As U.S. lawmakers argue about the future of AGOA, African exporters are left watching from the sidelines, knowing that their economic fate is being debated in congressional rooms where their voices hold no vote.

The Illusion of Partnership
To walk through the textile district of Lesotho’s capital today is to witness a fragile optimism. Rows of women in blue uniforms feed fabric through humming machines, their futures temporarily secured by Washington’s decision.
But speak to them long enough, and the anxiety surfaces.
“We are told to be grateful,” said Lerato Mokhethi, a shift manager in one of Maseru’s largest factories. “But we know this is not ours. One day they will take it away.”
Lesotho sends nearly 90% of its garment exports to the U.S., most of it under AGOA preferences. Without them, jobs vanish. The same holds true for Madagascar’s cotton sector and South Africa’s specialty auto exports. Across the continent, AGOA has shaped trade — but only in the image of American demand.
African nations export raw materials and low-cost goods. The United States imports cheap labor and optics of partnership. What’s missing is power — the power to dictate terms, to negotiate as equals, to plan for the future without waiting for someone else’s approval.
Relief Is Not Reform
What the U.S. offered this week was a lifeline — but a frayed one. The exemption from tariffs is temporary and narrow. It applies to select sectors, for a limited time, and could vanish with a single political shift in Washington.
The broader truth is that African economies are still dangerously exposed. There is no contingency plan for a post-AGOA world. And yet, that world is not a possibility — it is a near certainty.
The question is no longer whether AGOA will end. It’s whether African leaders will allow their nations to be caught unprepared when it does.
An Unequal Table
Trade, like diplomacy, is not neutral. It follows lines of power. And in today’s global economy, Africa continues to sit at the table not as an equal but as a guest — tolerated, but not empowered.
The U.S. relief came after months of lobbying. But what made Washington listen wasn’t just economic logic — it was geopolitical calculus. The United States sees Africa as a frontier in its competition with China and Russia. The tariff delay, in this light, is not generosity — it’s strategy.
And African nations, once again, are pawns on someone else’s board.

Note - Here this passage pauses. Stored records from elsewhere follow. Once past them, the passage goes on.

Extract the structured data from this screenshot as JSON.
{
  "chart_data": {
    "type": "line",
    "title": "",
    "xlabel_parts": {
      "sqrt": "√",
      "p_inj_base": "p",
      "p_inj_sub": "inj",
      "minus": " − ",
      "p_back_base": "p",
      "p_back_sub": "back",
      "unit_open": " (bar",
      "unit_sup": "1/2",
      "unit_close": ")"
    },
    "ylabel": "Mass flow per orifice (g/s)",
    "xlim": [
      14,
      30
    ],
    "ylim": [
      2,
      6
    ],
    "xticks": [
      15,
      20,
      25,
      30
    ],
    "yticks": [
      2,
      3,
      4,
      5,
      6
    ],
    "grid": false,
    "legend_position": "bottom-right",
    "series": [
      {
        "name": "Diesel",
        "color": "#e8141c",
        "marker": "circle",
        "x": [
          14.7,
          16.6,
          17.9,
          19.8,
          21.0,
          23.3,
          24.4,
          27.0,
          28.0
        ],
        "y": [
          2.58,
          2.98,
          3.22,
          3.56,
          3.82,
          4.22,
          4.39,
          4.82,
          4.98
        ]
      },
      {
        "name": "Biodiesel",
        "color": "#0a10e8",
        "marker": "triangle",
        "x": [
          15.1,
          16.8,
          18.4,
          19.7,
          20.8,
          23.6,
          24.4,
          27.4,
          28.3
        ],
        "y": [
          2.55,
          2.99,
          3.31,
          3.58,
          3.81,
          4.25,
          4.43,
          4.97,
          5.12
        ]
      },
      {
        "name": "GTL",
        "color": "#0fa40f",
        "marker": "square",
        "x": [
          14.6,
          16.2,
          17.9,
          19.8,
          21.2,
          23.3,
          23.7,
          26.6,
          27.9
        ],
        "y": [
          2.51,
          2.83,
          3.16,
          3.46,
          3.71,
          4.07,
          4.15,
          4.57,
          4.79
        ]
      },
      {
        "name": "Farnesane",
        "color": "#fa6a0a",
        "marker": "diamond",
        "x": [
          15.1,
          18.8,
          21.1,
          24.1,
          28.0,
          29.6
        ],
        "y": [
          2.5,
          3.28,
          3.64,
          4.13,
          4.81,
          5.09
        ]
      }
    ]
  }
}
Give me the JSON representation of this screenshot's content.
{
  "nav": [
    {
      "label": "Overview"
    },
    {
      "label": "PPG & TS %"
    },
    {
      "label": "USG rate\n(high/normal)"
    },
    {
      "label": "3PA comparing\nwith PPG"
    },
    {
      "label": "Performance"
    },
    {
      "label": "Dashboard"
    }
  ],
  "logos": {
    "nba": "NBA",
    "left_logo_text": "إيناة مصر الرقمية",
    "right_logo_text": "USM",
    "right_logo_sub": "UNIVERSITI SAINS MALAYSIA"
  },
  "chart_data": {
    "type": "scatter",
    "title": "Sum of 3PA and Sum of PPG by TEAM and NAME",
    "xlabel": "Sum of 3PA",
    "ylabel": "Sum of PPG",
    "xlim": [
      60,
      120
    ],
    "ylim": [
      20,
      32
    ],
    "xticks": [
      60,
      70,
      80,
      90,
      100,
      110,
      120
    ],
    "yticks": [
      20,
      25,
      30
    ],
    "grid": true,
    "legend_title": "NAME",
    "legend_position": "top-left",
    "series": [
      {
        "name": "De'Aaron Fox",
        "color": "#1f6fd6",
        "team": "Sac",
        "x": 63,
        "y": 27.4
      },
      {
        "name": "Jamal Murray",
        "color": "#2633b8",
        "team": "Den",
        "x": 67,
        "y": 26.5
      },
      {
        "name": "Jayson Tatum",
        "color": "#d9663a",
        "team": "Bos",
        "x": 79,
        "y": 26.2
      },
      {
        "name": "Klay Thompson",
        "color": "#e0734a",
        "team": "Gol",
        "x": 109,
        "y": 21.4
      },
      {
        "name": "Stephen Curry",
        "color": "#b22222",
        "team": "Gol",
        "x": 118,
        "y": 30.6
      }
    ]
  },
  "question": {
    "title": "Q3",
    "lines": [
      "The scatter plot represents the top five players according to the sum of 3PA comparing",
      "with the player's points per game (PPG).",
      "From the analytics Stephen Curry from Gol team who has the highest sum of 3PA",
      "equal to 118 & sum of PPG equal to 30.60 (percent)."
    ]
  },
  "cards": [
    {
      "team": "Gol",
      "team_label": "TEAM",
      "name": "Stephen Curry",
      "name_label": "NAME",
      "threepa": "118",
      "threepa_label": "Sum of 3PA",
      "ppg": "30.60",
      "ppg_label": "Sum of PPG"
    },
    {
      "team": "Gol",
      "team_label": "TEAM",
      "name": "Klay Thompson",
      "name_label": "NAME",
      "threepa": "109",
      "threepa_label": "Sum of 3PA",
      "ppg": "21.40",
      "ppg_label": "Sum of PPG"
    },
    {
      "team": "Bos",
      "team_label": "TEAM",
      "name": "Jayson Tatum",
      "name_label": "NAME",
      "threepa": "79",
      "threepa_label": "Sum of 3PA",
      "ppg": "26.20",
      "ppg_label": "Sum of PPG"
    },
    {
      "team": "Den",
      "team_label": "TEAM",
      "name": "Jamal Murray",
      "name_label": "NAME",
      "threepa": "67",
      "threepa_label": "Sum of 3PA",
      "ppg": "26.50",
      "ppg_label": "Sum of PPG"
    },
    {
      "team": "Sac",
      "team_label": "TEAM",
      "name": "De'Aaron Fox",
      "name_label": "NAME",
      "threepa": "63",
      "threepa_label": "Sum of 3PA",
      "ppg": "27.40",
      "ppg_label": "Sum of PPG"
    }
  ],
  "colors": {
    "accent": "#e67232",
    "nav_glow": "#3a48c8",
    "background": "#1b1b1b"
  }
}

AfCFTA: Africa’s Underused Answer
If AGOA has shown Africa anything, it’s that dependence is a weakness — one that can be weaponized. But the continent has a tool in hand: the African Continental Free Trade Area (AfCFTA). In theory, AfCFTA is transformative — a single market of 1.3 billion people, designed to boost intra-African trade and reduce dependency on external powers.
But progress has been slow. Trade across African borders remains tangled in bureaucracy, poor infrastructure, and political hesitation. Regional integration is promised, but rarely practiced. The gap between ambition and action is wide — and dangerous.
If AGOA ends tomorrow, can Africa trade with itself? Can it sustain its industries? Or will it once again scramble for handouts and new patrons?
Time to Wake Up
Africa cannot afford to misread this moment. The tariff relief is not a reprieve — it’s an alarm bell. And if African governments treat it as anything less, they are setting their economies up for collapse.
It is time to invest not in survival, but in sovereignty. That means building competitive industries, linking markets across borders, and negotiating trade deals that respect African labor, resources, and futures.
Washington may have delayed the storm — but it is still coming. The choice for Africa is whether to face it armed or exposed.
AfriScoop will continue monitoring how African leaders respond in the coming months — whether they rise to this challenge or cling to a broken model. This story is not about U.S. tariffs. It’s about whether Africa will finally own its place in the global economy — or continue to lease it.